We saw it coming at The Poynter Institute; this Mac would have a tremendous impact on the work we would do with graphics and design. As a result, the MacTrac series of training seminars was started in the Visual Journalism area of the Institute. Hundreds of designers and graphic artists went through that program. The rest was history. Steve Jobs’ legacy is grand, but to us in our field, he should continue to be the inspiration we need to realize each day that art and technology can indeed meet—and live—happily.

Twenty-eight years ago this December a computer dealer brought a contraption called the Lisa, made by Apple Computer Inc., for a demo in our newsroom. I was stunned, and convinced my boss we needed one. He readily agreed.

I was working at The State in Columbia, S.C., at the time. We used the Lisa with a dot matrix printer, and created graphics at double the size, placed type on the page from our Atex system, and reduced them 50 percent for printing in the paper. They looked okay. They likely were the first microcomputer graphics printed in an American newspaper. Scott Farrand was our graphics guru. Tim Goheen, now of MCT, was hired and also did some great work for us. (And I don’t want to leave out Brad, Tommy and Lou . . .)

In 1986 Apple offered us a deal we could not refuse: trade in the Lisa for a Mac Plus and a laser printer. We took the deal and kept rolling. Things have not been quite the same for me since that day in 1983. Thank you, Steve Jobs, 1955-2011. R.I.P.

My first computer was a Commodore 64, but the kids across the street had an Apple IIe. And that’s where I quickly began spending much of my time.

In high school computer class, the teacher taught us on PCs, but a poster of the rainbow Apple logo hung on a wall behind him. We spent hours goofing around with the Mac in his office after school.

In college, while others worked through papers and projects in the library’s massive computer lab, I stole extra time with one of the four Macs in the newspaper offices because they offered comfort.

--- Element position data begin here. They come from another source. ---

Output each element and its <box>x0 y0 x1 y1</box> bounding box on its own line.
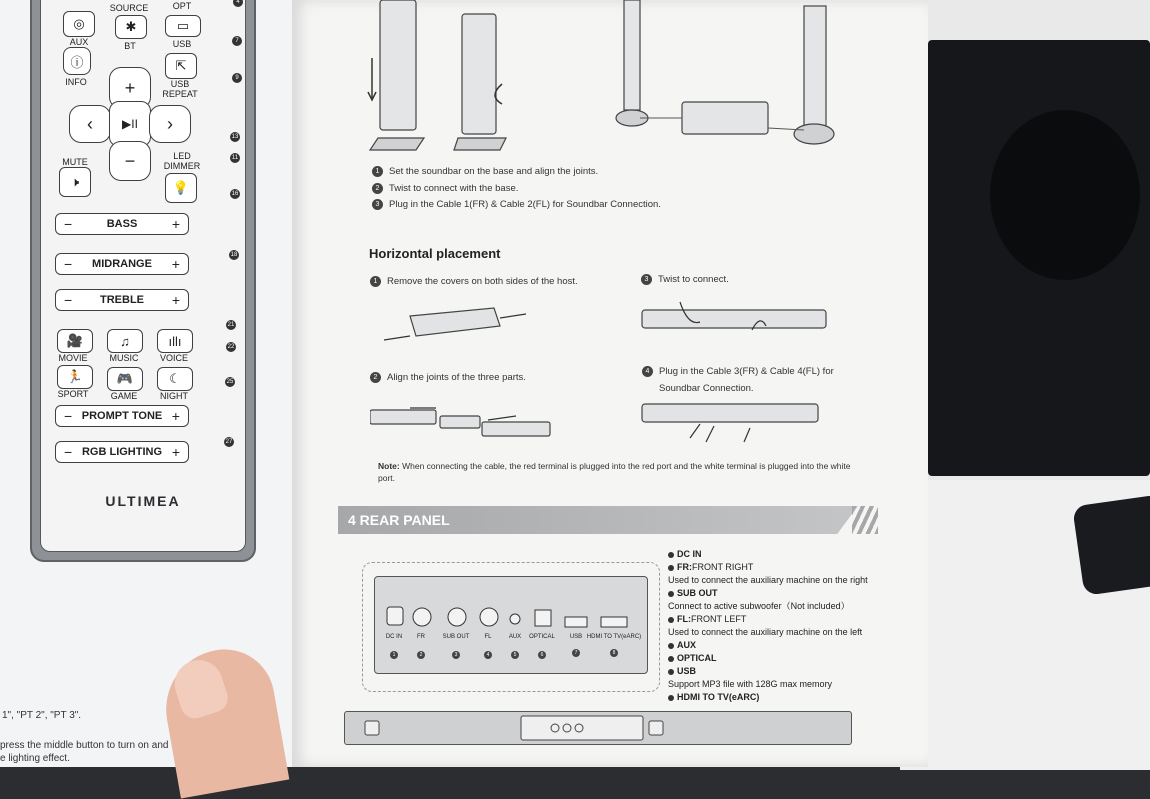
voice-button <box>157 329 193 353</box>
legend-desc: Support MP3 file with 128G max memory <box>668 679 833 689</box>
circle-icon: ◎ <box>73 16 85 31</box>
game-label: GAME <box>110 391 138 401</box>
opt-label: OPT <box>172 1 192 11</box>
vertical-step <box>372 166 598 177</box>
speaker-mute-icon: 🕨 <box>70 174 80 189</box>
callout-marker: 21 <box>227 322 235 328</box>
plus-icon: + <box>171 292 180 308</box>
info-icon: ⓘ <box>70 54 84 70</box>
plus-icon: + <box>171 256 180 272</box>
callout-marker: 11 <box>231 155 239 161</box>
bass-control <box>55 213 189 235</box>
midrange-label: MIDRANGE <box>92 258 152 270</box>
plus-icon: + <box>171 408 180 424</box>
soundbar-host <box>410 308 500 336</box>
prompt-tone-label: PROMPT TONE <box>81 410 163 422</box>
callout-marker: 27 <box>225 439 233 445</box>
step-text: Remove the covers on both sides of the host. <box>387 276 578 287</box>
lighting-instruction-text: press the middle button to turn on and <box>0 740 169 751</box>
runner-icon: 🏃 <box>66 369 84 384</box>
soundbar-rear-details <box>345 712 851 744</box>
soundbar-rear-illustration <box>344 711 852 745</box>
port-label-fr: FR <box>417 634 425 640</box>
port-label-fl: FL <box>484 634 492 640</box>
step-text: Twist to connect. <box>658 274 729 285</box>
repeat-icon: ⇱ <box>175 58 187 73</box>
vertical-placement-illustration <box>360 0 840 160</box>
decorative-stripes <box>852 506 878 534</box>
led-dimmer-button <box>165 173 197 203</box>
minus-icon: − <box>64 444 73 460</box>
movie-button <box>57 329 93 353</box>
port-number: 8 <box>610 649 618 657</box>
subwoofer-host <box>682 102 768 134</box>
plus-icon: + <box>171 444 180 460</box>
soundbar-assembled <box>642 310 826 328</box>
sport-label: SPORT <box>57 389 89 399</box>
plus-icon: + <box>171 216 180 232</box>
sub-out-port <box>448 608 466 626</box>
aux-port <box>510 614 520 624</box>
treble-label: TREBLE <box>100 294 144 306</box>
bt-button <box>115 15 147 39</box>
stand-base <box>370 138 424 150</box>
midrange-control <box>55 253 189 275</box>
callout-marker: 18 <box>230 252 238 258</box>
night-button <box>157 367 193 391</box>
step-number: 1 <box>370 276 381 287</box>
callout-marker: 4 <box>233 0 243 7</box>
volume-up-button: + <box>109 67 151 109</box>
usb-port <box>565 617 587 627</box>
soundbar-left-part <box>370 410 436 424</box>
usb-repeat-label: USB REPEAT <box>162 79 198 99</box>
legend-item: FL: FRONT LEFT <box>668 613 898 626</box>
hdmi-port <box>601 617 627 627</box>
sport-button <box>57 365 93 389</box>
mute-button <box>59 167 91 197</box>
soundbar-right-part <box>482 422 550 436</box>
usb-repeat-button <box>165 53 197 79</box>
rear-panel-ports <box>375 577 647 673</box>
port-number: 5 <box>511 651 519 659</box>
callout-marker: 9 <box>232 73 242 83</box>
port-label-usb: USB <box>569 634 583 640</box>
port-number: 7 <box>572 649 580 657</box>
bluetooth-icon: ✱ <box>125 19 137 34</box>
rear-panel-diagram <box>374 576 648 674</box>
remote-illustration <box>30 0 256 562</box>
rear-panel-title: 4 REAR PANEL <box>348 512 450 528</box>
stand-base <box>794 124 834 144</box>
callout-marker: 25 <box>226 379 234 385</box>
soundbar-tower <box>624 0 640 110</box>
callout-marker: 22 <box>227 344 235 350</box>
legend-item: HDMI TO TV(eARC) <box>668 691 898 704</box>
callout-marker: 16 <box>231 191 239 197</box>
aux-button <box>63 11 95 37</box>
step-number: 3 <box>372 199 383 210</box>
music-note-icon: ♫ <box>120 333 130 349</box>
minus-icon: − <box>64 256 73 272</box>
info-button <box>63 47 91 75</box>
vertical-step <box>372 199 661 210</box>
minus-icon: − <box>64 216 73 232</box>
soundbar-tower <box>380 0 416 130</box>
source-label: SOURCE <box>109 3 149 13</box>
brand-logo: ULTIMEA <box>105 493 181 509</box>
lighting-instruction-text: e lighting effect. <box>0 753 70 764</box>
legend-item: SUB OUT <box>668 587 898 600</box>
soundbar-tower <box>462 14 496 134</box>
vertical-step <box>372 183 518 194</box>
optical-port <box>535 610 551 626</box>
voice-label: VOICE <box>159 353 188 363</box>
music-label: MUSIC <box>109 353 139 363</box>
background-device <box>1072 494 1150 596</box>
dc-in-port <box>387 607 403 625</box>
soundbar-assembled <box>642 404 818 422</box>
stand-base <box>454 138 506 150</box>
game-button <box>107 367 143 391</box>
camera-icon: 🎥 <box>66 333 84 348</box>
horizontal-placement-heading: Horizontal placement <box>369 246 501 261</box>
play-pause-button: ▶II <box>109 101 151 147</box>
step-text: Plug in the Cable 1(FR) & Cable 2(FL) for Soundbar Connection. <box>389 199 661 210</box>
aux-label: AUX <box>69 37 89 47</box>
horizontal-step <box>370 276 578 287</box>
volume-down-button: − <box>109 141 151 181</box>
fr-port <box>413 608 431 626</box>
port-number: 2 <box>417 651 425 659</box>
step-number: 2 <box>372 183 383 194</box>
rgb-lighting-control <box>55 441 189 463</box>
bulb-icon: 💡 <box>172 180 190 195</box>
step-number: 4 <box>642 366 653 377</box>
legend-desc: Connect to active subwoofer（Not included） <box>668 601 850 611</box>
prompt-tone-control <box>55 405 189 427</box>
rgb-lighting-label: RGB LIGHTING <box>81 446 163 458</box>
movie-label: MOVIE <box>58 353 88 363</box>
horizontal-step <box>641 274 729 285</box>
bass-label: BASS <box>106 218 138 230</box>
step-text: Set the soundbar on the base and align the joints. <box>389 166 599 177</box>
step-text: Align the joints of the three parts. <box>387 372 526 383</box>
cable-note <box>378 460 858 484</box>
usb-icon: ▭ <box>176 18 190 33</box>
music-button <box>107 329 143 353</box>
note-label: Note: <box>378 461 400 471</box>
step-number: 1 <box>372 166 383 177</box>
gamepad-icon: 🎮 <box>116 371 134 386</box>
legend-item: OPTICAL <box>668 652 898 665</box>
usb-label: USB <box>172 39 192 49</box>
soundbar-center-part <box>440 416 480 428</box>
port-label-hdmi: HDMI TO TV(eARC) <box>586 634 642 640</box>
port-label-optical: OPTICAL <box>529 634 555 640</box>
legend-desc: Used to connect the auxiliary machine on the right <box>668 575 868 585</box>
led-dimmer-label: LED DIMMER <box>163 151 201 171</box>
moon-icon: ☾ <box>169 371 181 386</box>
step-number: 2 <box>370 372 381 383</box>
manual-left-page <box>0 0 292 767</box>
minus-icon: − <box>64 408 73 424</box>
horizontal-placement-illustration <box>370 296 840 446</box>
legend-desc: Used to connect the auxiliary machine on the left <box>668 627 863 637</box>
minus-icon: − <box>64 292 73 308</box>
previous-button: ‹ <box>69 105 111 143</box>
night-label: NIGHT <box>160 391 188 401</box>
legend-item: AUX <box>668 639 898 652</box>
horizontal-step-continued: Soundbar Connection. <box>659 383 754 394</box>
callout-marker: 13 <box>231 134 239 140</box>
step-text: Plug in the Cable 3(FR) & Cable 4(FL) for <box>659 366 834 377</box>
port-label-sub-out: SUB OUT <box>442 634 470 640</box>
callout-marker: 7 <box>232 36 242 46</box>
port-label-dc-in: DC IN <box>385 634 403 640</box>
mute-label: MUTE <box>62 157 88 167</box>
remote-body <box>40 0 246 552</box>
step-text: Twist to connect with the base. <box>389 183 519 194</box>
legend-item: USB <box>668 665 898 678</box>
step-number: 3 <box>641 274 652 285</box>
port-number: 3 <box>452 651 460 659</box>
port-number: 1 <box>390 651 398 659</box>
port-number: 4 <box>484 651 492 659</box>
port-label-aux: AUX <box>508 634 522 640</box>
port-number: 6 <box>538 651 546 659</box>
note-text: When connecting the cable, the red terminal is plugged into the red port and the white terminal is plugged into the white port. <box>378 461 851 483</box>
background-speaker-cone <box>990 110 1140 280</box>
usb-button <box>165 15 201 37</box>
fl-port <box>480 608 498 626</box>
soundbar-tower <box>804 6 826 126</box>
rear-panel-legend <box>668 548 898 704</box>
legend-item: FR: FRONT RIGHT <box>668 561 898 574</box>
legend-item: DC IN <box>668 548 898 561</box>
treble-control <box>55 289 189 311</box>
info-label: INFO <box>65 77 87 87</box>
next-button: › <box>149 105 191 143</box>
bt-label: BT <box>124 41 136 51</box>
lighting-preset-text: 1", "PT 2", "PT 3". <box>2 710 82 721</box>
waveform-icon: ıllı <box>168 333 182 349</box>
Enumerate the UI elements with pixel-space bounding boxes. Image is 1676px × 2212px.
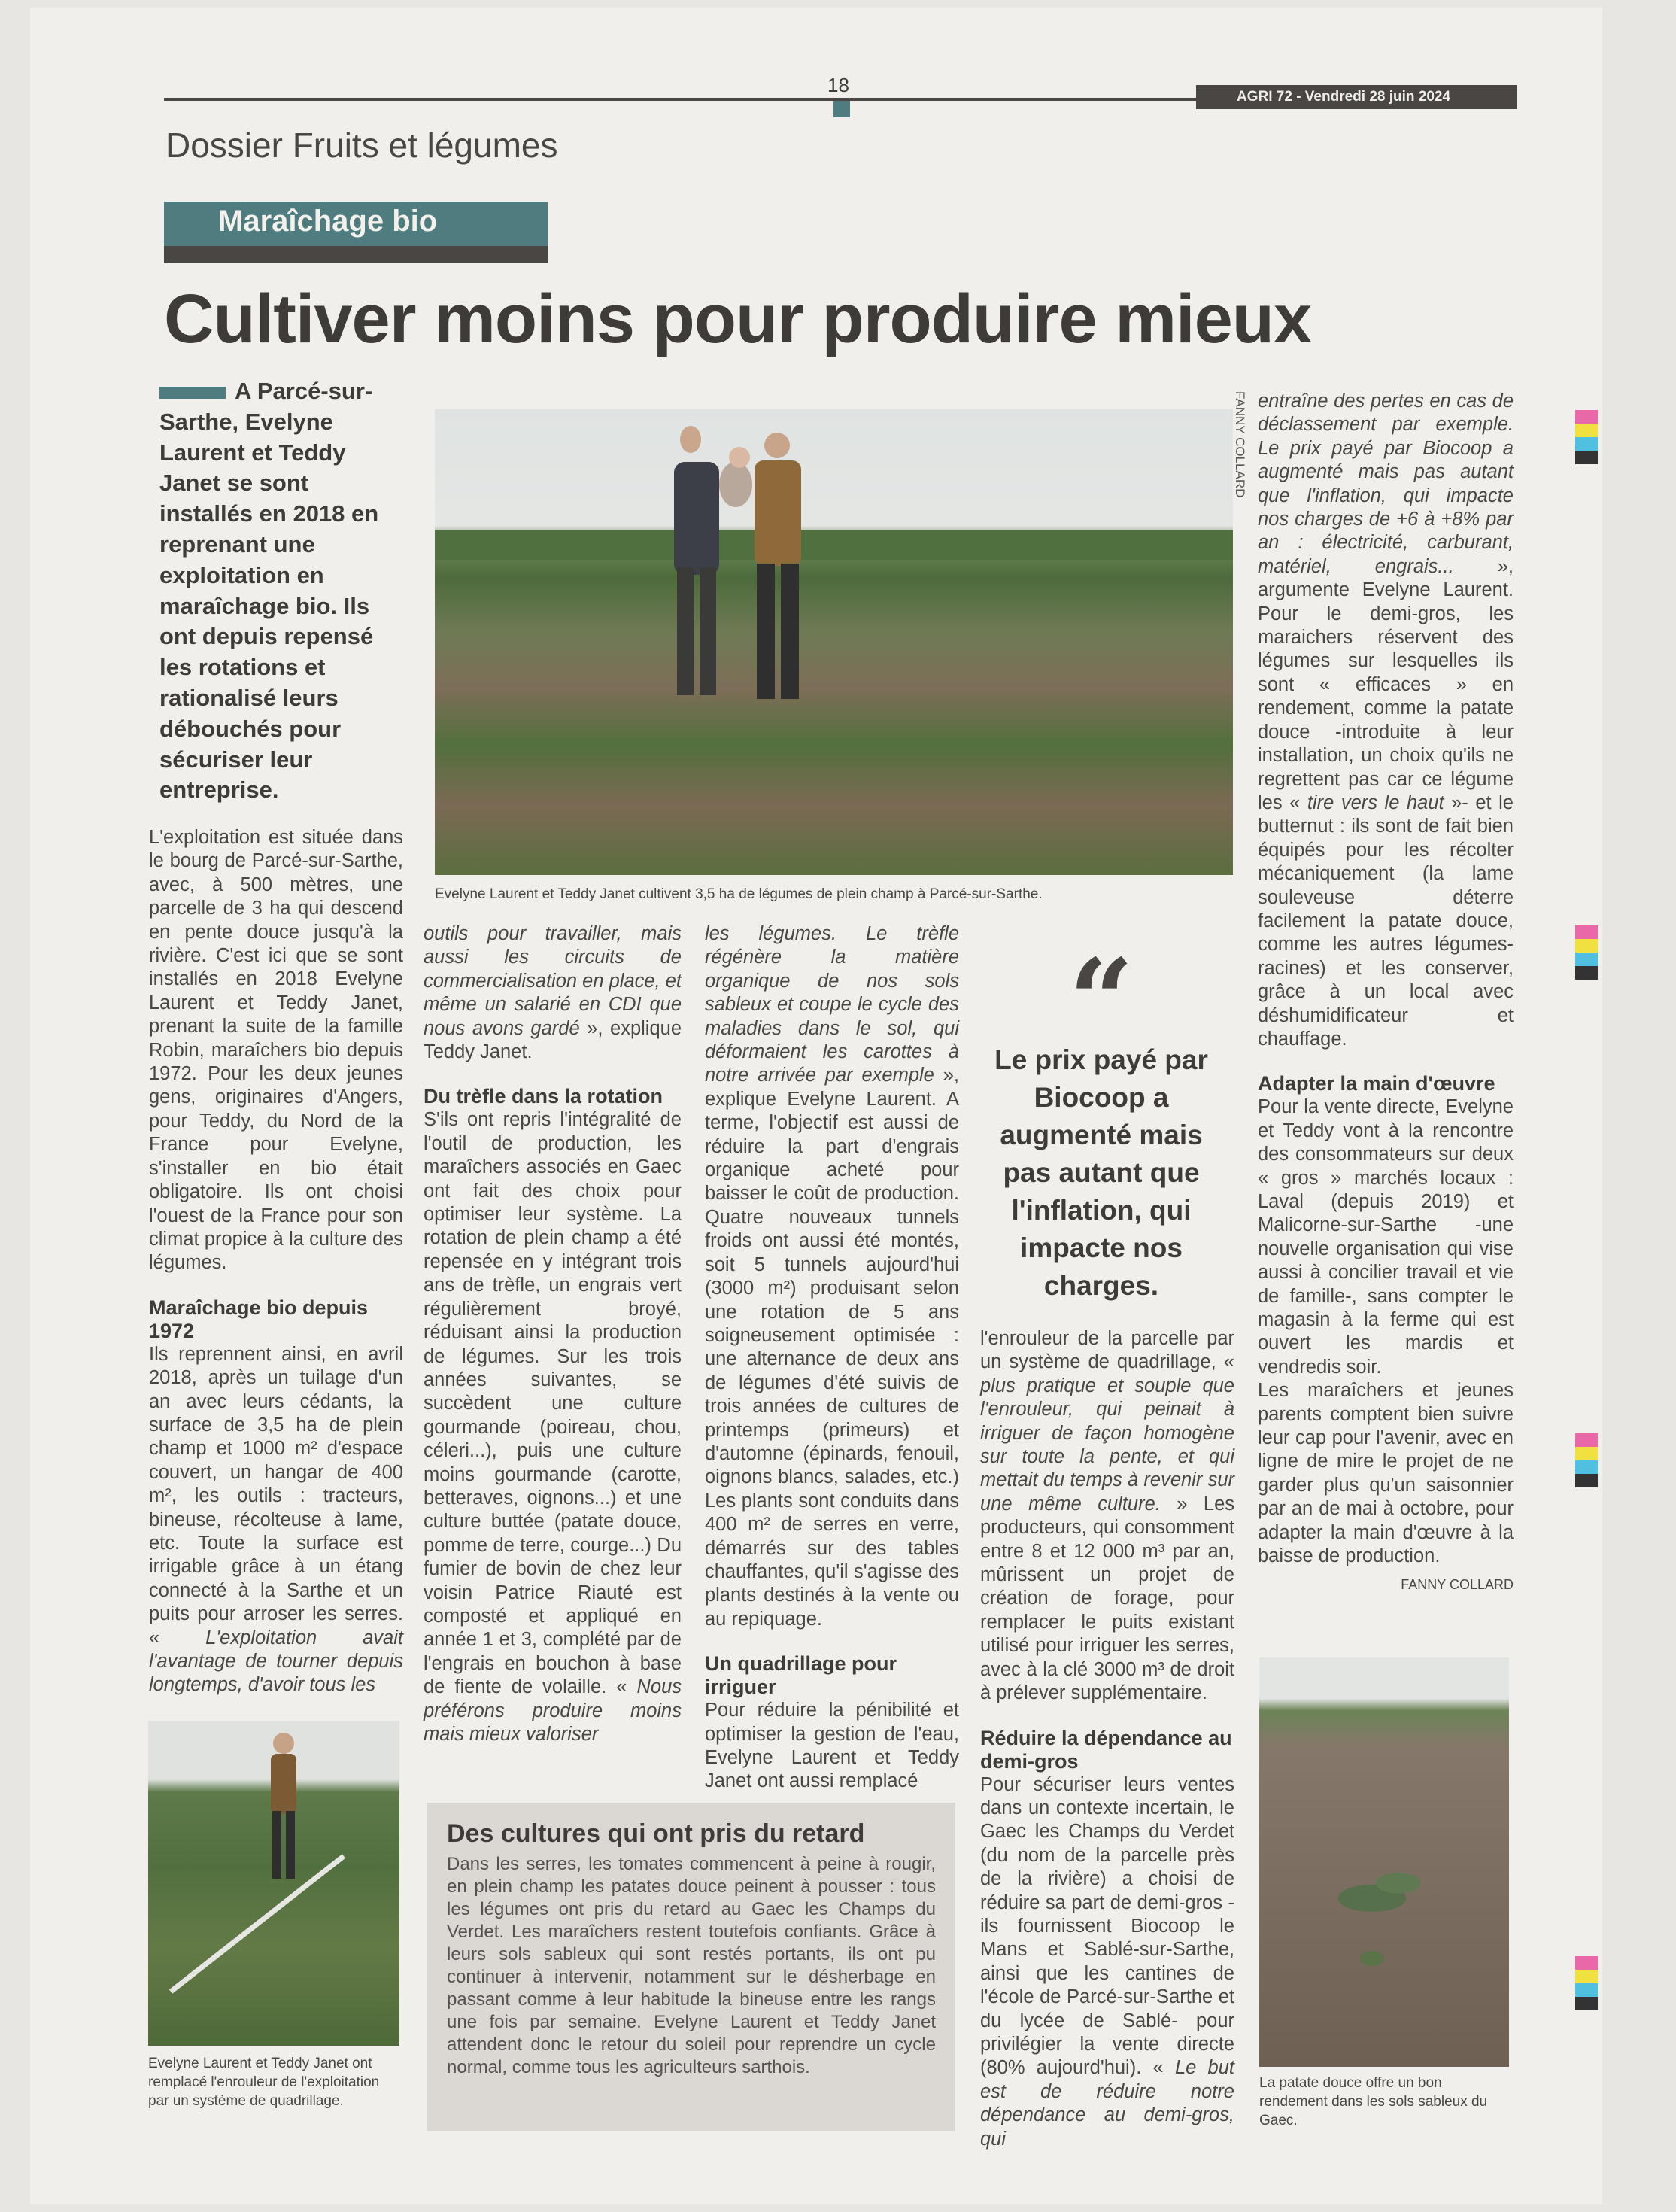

And everything I’ve done in my professional life has been directly inspired by what Apple and its chief innovator, Steve Jobs, have accomplished.

But today, it’s about more than just the tools.

Today is about the creativity, ideas and inspiration. Jobs helped us unleash them. His drive and dedication helped us all think different.

And we are all better for it.

I wish to express my thanks to Steve’s loved ones and colleagues for allowing him to share with all of us his passion for making the world a better place, one bit and one pixel at a time.

Robb Montgomery
CEO, Visual Editors

Proud Apple fan boy since, 1981: Apple ][, Mac Plus, IIsi, iMac, eMac, Power Mac G3, Laserwriter II, PowerBook, Macbook Pro, iPod, iPhone, iPad

“Almost everything – all external expectations, all pride, all fear of embarrassment or failure – these things just fall away in the face of death, leaving only what is truly important. Remembering that you are going to die is the best way I know to avoid the trap of thinking you have something to lose. You are already naked. There is no reason not to follow your heart.”

Steve Jobs showed to the world that design matters. And even those worst detractors of the visual language had felt in love with his philosophies by using a Macbook, an iPhone or iPad.